🤖 AI Summary
Existing streaming graph partitioning methods support only vertex or edge partitioning and typically optimize a single objective, making it challenging to simultaneously address the diverse requirements of communication, computation, and memory in distributed GNN training. This work proposes SIGMA, a unified framework that, for the first time in a streaming setting, supports both edge-cut-oriented vertex partitioning and vertex-cut-oriented edge partitioning while jointly optimizing load balancing for both vertices and edges. By incorporating global structural information through a clustering-based preprocessing step, SIGMA significantly enhances partition quality without sacrificing streaming efficiency. Experiments on six large-scale graphs demonstrate that SIGMA outperforms existing streaming methods and achieves partition quality, training efficiency, and memory usage comparable to high-quality offline partitioners such as METIS and KaHIP, while remaining compatible with systems like DistGNN and DistDGL.
📝 Abstract
Distributed Graph Neural Network (GNN) training depends critically on how the underlying graph is partitioned across compute resources.

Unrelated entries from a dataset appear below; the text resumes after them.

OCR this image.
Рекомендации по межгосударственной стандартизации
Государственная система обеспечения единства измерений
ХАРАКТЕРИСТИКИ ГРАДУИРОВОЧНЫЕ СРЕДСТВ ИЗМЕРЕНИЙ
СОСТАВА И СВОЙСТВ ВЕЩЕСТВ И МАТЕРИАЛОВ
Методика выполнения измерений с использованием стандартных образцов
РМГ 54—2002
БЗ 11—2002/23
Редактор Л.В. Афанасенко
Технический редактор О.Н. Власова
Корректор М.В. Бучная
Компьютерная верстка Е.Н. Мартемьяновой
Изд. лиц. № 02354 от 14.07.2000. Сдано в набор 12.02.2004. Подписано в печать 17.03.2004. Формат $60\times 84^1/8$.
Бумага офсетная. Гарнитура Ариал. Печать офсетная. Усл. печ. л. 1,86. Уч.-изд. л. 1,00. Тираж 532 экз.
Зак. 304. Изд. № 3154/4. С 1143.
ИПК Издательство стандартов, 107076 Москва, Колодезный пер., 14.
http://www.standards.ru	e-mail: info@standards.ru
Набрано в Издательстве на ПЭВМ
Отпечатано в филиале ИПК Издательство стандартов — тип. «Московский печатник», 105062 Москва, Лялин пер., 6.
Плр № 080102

Existing graph partitioners focus either on vertex partitioning or edge partitioning and typically optimize only a single communication objective (edge cut or vertex cut) under a single balance constraint (vertex balance or edge balance). We present SIGMA (Streaming Integrated Graph Partitioning with Multi-objective Awareness), a versatile streaming graph partitioner that supports both vertex and edge partitioning within a unified multi-objective, multi-constraint framework. Depending on the target distributed GNN system, SIGMA can be configured for edgecut-oriented vertex partitioning or vertex-cut-oriented edge partitioning while simultaneously accounting for both vertex and edge balancing. A clustering-based preprocessing stage incorporates global graph structure to improve partition quality while preserving the efficiency and scalability advantages of streaming partitioning. We evaluate SIGMA on six benchmark graphs spanning diverse domains and scales using two distributed GNN training systems: Dist-GNN (edge-partitioned) and DistDGL (vertex-partitioned). Across both settings, SIGMA consistently achieves strong performance, showing its ability to navigate complex trade-offs between partition quality, training efficiency, and memory consumption, frequently outperforming streaming baselines while remaining competitive with high-quality in-memory partitioners such as METIS, KaHIP and HEP. These results demonstrate that a unified streaming partitioner can effectively address the communication, compute, and memory challenges of distributed GNN training across fundamentally different system architectures.